La metodología de la FAO para la Unión Europea sugiere que el café podría subir hasta un 7% en los supermercados, aunque los precios podrían tardar hasta un año y medio en reflejarse en la caja y dependerá de cuánto tiempo se mantengan altos.
Este fenómeno meteorológico, que hace referencia al calentamiento del océano Pacífico, fue bautizado como El Niño haciendo referencia al Niño Jesús después de que unos pescadores peruanos observaron el fenómeno durante las Navidades del siglo XVII. El banco de inversión Goldman Sachs es uno de los bancos de inversión que prevén la llegada de un “súper” El Niño este verano.
David Rees, director de economía global de la gestora Schroders, advierte que el fenómeno meteorológico podría dejarse sentir en algunas materias primas y empujar al alza la inflación. “Un episodio de El Niño muy intenso implicaría que los precios mundiales de los alimentos se duplicaran con respecto a los niveles actuales a lo largo del próximo año aproximadamente”, estima Rees.

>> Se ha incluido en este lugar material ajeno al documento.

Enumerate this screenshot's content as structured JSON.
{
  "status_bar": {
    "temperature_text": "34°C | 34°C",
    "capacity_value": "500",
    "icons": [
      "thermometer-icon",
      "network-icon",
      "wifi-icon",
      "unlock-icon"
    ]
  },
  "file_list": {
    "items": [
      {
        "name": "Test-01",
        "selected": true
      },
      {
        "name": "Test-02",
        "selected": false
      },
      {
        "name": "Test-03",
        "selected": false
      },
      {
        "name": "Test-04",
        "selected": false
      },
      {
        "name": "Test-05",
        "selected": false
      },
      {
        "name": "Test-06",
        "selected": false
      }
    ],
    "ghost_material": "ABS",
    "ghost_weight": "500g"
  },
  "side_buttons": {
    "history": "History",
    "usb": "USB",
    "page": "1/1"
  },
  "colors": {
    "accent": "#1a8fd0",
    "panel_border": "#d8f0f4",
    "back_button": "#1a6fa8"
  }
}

Los efectos van más allá de los miembros más dulces de la cocina. Los estrategas de Goldman Sachs estiman que episodios de calor podrían generar problemas en las cosechas de maíz en regiones de Estados Unidos o China, el arroz en India o China, o los cultivos de soja en partes de Brasil y Estados Unidos.
Manuel Pinto, analista jefe de XTB, añade que estos productos agrícolas ya estaban bajo presión por el cierre del estrecho de Ormuz, una franja marítima responsable del tránsito de todo desde el petróleo hasta materias primas clave. La arteria es clave en el transporte del principal ingrediente del chocolate hacia África Occidental, la región productora del 70% de la oferta mundial. “El cacao continúa viéndose afectado por la interrupción de parte del tráfico marítimo y las dificultades logísticas para el suministro de fertilizantes hacia África Occidental”, explica. “A ello se suman los efectos de El Niño sobre las cosechas”.